South Suffolk MP James Cartlidge told MPs that a farmer in Boxford had withdraw his land to house the mast after strong opposition from a small number of neighbours.

The deadline for the project was last month and the Government said it looked set to have five sites in Suffolk.

A mast in Rattlesden is on air and in Witnesham there is a contract to build the mast.
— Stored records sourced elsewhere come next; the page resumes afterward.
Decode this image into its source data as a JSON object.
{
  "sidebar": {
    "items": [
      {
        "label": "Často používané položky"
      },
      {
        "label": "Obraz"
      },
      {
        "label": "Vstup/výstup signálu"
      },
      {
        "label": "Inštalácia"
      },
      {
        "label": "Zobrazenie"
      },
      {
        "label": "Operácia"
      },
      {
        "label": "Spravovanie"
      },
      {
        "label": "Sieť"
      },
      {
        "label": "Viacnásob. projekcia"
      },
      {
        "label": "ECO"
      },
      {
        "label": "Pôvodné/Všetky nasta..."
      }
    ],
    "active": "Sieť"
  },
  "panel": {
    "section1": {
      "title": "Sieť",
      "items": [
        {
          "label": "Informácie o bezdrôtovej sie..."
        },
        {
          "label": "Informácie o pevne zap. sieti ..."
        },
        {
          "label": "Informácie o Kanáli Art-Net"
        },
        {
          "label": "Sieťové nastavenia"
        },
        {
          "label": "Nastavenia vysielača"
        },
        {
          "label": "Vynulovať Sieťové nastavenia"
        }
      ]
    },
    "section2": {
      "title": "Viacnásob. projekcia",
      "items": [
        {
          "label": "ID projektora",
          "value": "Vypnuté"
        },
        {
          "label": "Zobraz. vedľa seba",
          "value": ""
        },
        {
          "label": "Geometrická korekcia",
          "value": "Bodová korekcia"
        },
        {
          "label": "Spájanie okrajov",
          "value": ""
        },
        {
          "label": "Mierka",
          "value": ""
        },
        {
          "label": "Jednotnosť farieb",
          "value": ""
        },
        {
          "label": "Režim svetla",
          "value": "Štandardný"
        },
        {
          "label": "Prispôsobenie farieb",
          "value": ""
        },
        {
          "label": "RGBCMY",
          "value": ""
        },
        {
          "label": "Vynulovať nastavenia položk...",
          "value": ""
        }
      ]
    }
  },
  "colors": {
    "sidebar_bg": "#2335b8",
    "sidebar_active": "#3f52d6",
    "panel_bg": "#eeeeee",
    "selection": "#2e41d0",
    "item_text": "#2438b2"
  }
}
Sites in Coddenham and Bildeston both have planning permission, and an application in Worlingworth is still being considered.

The Department for Culture, Media and Sport said the planning application for the proposal at Sherbourne House Farm in Edwardstone near Boxford had to be withdrawn after the farmer decided he did not wish not to host a mast.

A spokesman said that it had left no time for the Government to explore alternative locations.

Planned sites in Assington Green, Barnby, Dalham, Hartest and Orford had not been worked up in time to meet the September deadline.

Mr Cartlidge told the House of Commons that the results of the Mobile Infrastructure Project in his patch had been mixed.

He said that the communication of the scheme had been “extremely poor”, with nobody updated on the process.

He said the loss of the mast in Boxford, where his children go to the local school, was “very disappointing” because there had been huge public support for it.

“People in Boxford found that for commercial reasons there was not going to be a mast. They needed that intervention from us and were very grateful for it, so what prospect is there of it happening? Given the possibility of such last-minute interventions, is there any kind of flexibility in the timing of the MIP?,” he asked.